Before moving into the Texas governor's mansion, George W. Bush owned a house in Dallas with a covenant restricting occupancy to "white persons only, not excluding bona fide servants of any race."

Replying to reporters' questions yesterday, Bush's presidential campaign released a brief statement saying that the covenant on the house Bush owned from 1988 to 1995 was irrelevant because the provision was "null and void under Texas law."

Campaign spokeswoman Mindy Tucker said that when Bush and his family lived in the house, he didn't know about the language written into the four-page deed document on file in the Dallas County land records office.

"No buyer or seller would have known because it wasn't listed on the deed that is signed," but on an addendum filed with the county.

"All the houses in that neighborhood have it," she said, adding that homeowners can remove the covenant only after an arduous and expensive legal process.

Bush purchased the home on Nov. 16, 1988, days after his father's election as president, for $320,000. He sold it for $348,000 in January 1995. The covenant was first revealed Monday by online gadfly Matt Drudge.

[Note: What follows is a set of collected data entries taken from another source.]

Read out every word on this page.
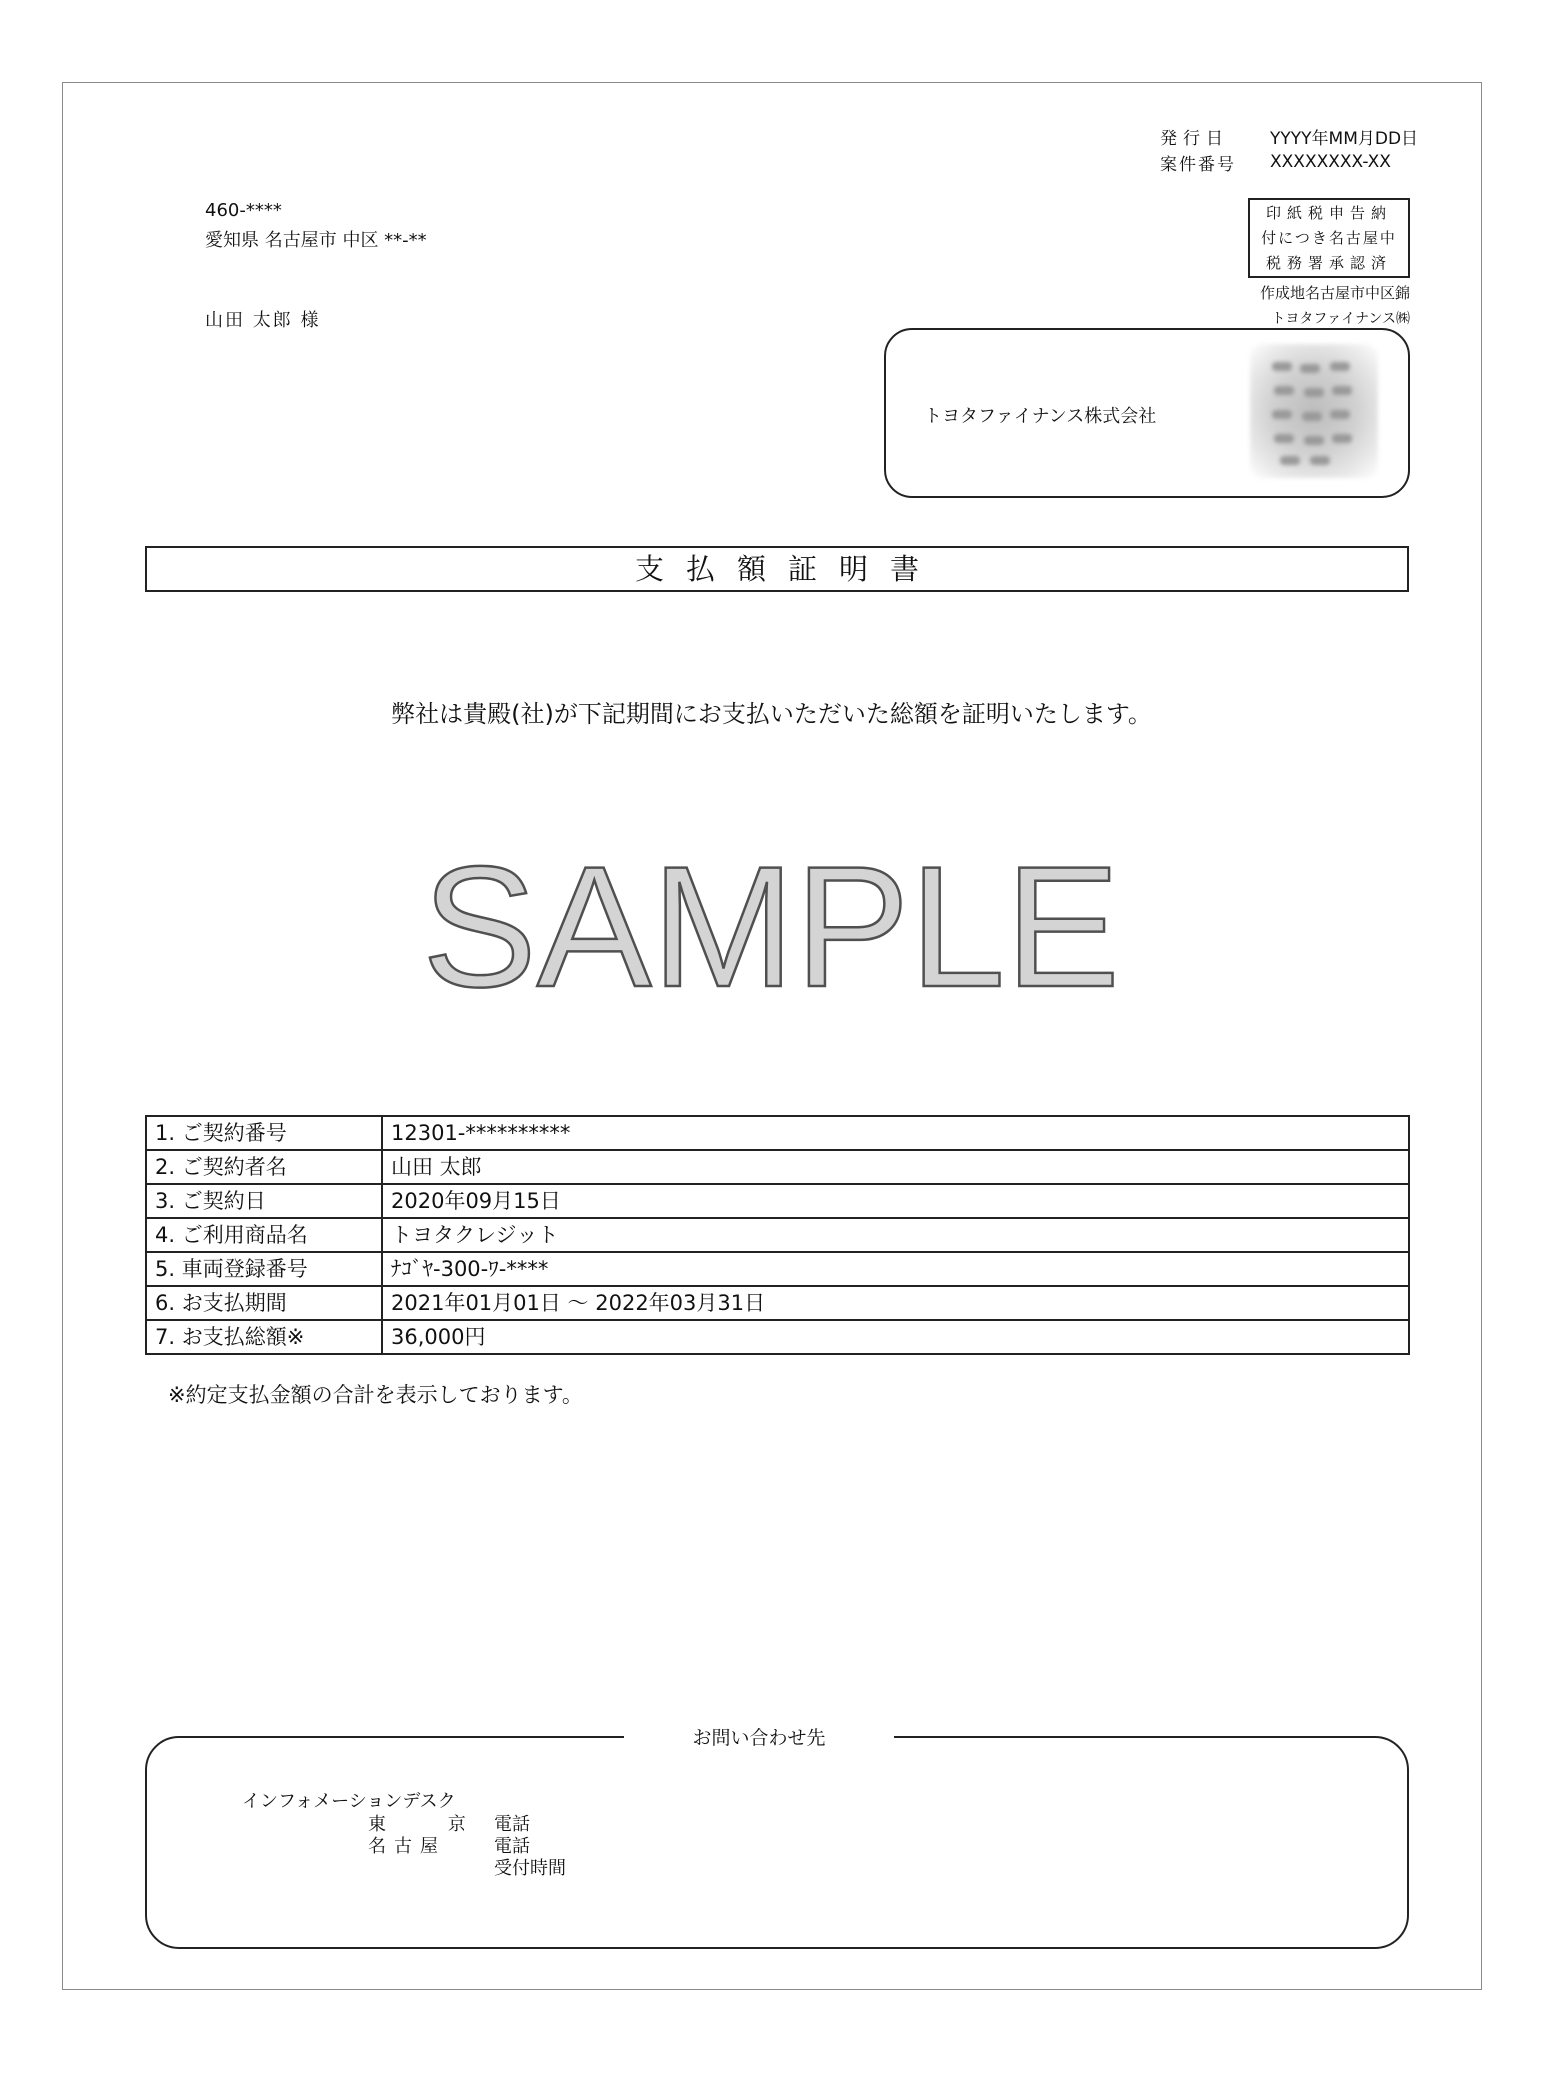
発行日 YYYY年MM月DD日
案件番号 XXXXXXXX-XX
460-****
愛知県 名古屋市 中区 **-**
山田 太郎 様
印紙税申告納
付につき名古屋中
税務署承認済
作成地名古屋市中区錦
トヨタファイナンス㈱
トヨタファイナンス株式会社
支払額証明書
弊社は貴殿(社)が下記期間にお支払いただいた総額を証明いたします。
SAMPLE
1. ご契約番号	12301-**********
2. ご契約者名	山田 太郎
3. ご契約日	2020年09月15日
4. ご利用商品名	トヨタクレジット
5. 車両登録番号	ﾅｺﾞﾔ-300-ﾜ-****
6. お支払期間	2021年01月01日 〜 2022年03月31日
7. お支払総額※	36,000円
※約定支払金額の合計を表示しております。
お問い合わせ先
インフォメーションデスク
東 京
名古屋
電話
電話
受付時間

When Bush's father was vice president, the magazine the Nation reported that in 1981 the senior Bush bought a Houston property whose deed contained a similar restrictive covenant.

When a Spokesman Says Too Much

Meanwhile, Bush's campaign experienced its first major staff shake-up yesterday with the abrupt departure of veteran press spokesman David C. Beckwith. Beckwith's firing was announced in a terse press release that gave no reason for his departure. But campaign sources said Bush had been displeased with Beckwith's acknowledgment that he deliberately understated Bush's campaign fund-raising figures for the first half of the year to hype the political reaction.

When reporters checked with Beckwith just before the June 30 filing deadline, he endorsed estimates of $20 million to $23 million circulating in Republican campaign circles, in itself an impressive sum. The next day, the campaign announced the total was $36 million -- producing an even bigger gasp, but also triggering stories that Beckwith had misled reporters. Beckwith acknowledged he had known the more accurate number but "did not want to say."

Beckwith, who had just moved his family from Washington to Austin, was not available for comment last night, but campaign aides said "there were differences of style and tone" that made Bush uncomfortable with him.

The ousted aide has had a long history with the Bush entourage. He covered President George Bush's 1988 campaign for Time magazine and after the election accepted Bush's offer to become Vice President Dan Quayle's press secretary, a post he held until the end of the administration. He left a public relations job with EDS Corp. to move to Austin last spring.

Early Endorsement, but Not Too Early

The "Former Colleagues for Bill Bradley Committee," a rather exclusive group, will pick up its third member in retiring Sen. Daniel Patrick Moynihan of New York -- but not right away.

Moynihan has told friends that he is ready to endorse the former New Jersey senator's bid for the Democratic presidential nomination but that Bradley "is in no hurry." So look for an announcement some time after Labor Day.

Bradley was on the Finance Committee when Moynihan was chairman. The relationship between Moynihan and Vice President Gore, sources say, was distant enough that Gore inadvertently introduced himself -- "Hello, I'm Al Gore" -- to the bemused New York senator at a Washington reception earlier this year.

Bradley's first two endorsements came from Sens. Paul Wellstone of Minnesota and Bob Kerrey of Nebraska, both of whom had explored challenging Gore themselves.

All's Fair in Love and Politics

Call it the spouse strategy.

The Democratic governors of New Hampshire and Iowa have decided to remain neutral in the presidential contest -- at least for now. But that doesn't mean their independent-thinking partners have to sit on the sidelines.

So yesterday when Gore arrived in Iowa he was greeted with some welcome news: the endorsement of Christie Vilsack, wife of the newly elected governor, Tom Vilsack.

"I know he stands for working families in this country," she said. Last night, Gore slept in the governor's mansion in Des Moines. Already on the Gore team is Bill Shaheen, husband of New Hampshire Gov. Jeanne Shaheen.

Gore, beginning a two-day swing in the state that hosts the first presidential caucuses, made a play for the farm vote, telling several audiences that he jawboned Republican congressional leaders at the White House on Monday to revise the 1996 Freedom to Farm Act.

Aides say he wants to restore a "safety net" that would build in additional agriculture subsidies to help farmers survive fluctuations in the market. "It's not working as it was advertised," Gore told activists in Council Bluffs.

Staff writers John Mintz and Ceci Connolly contributed to this report.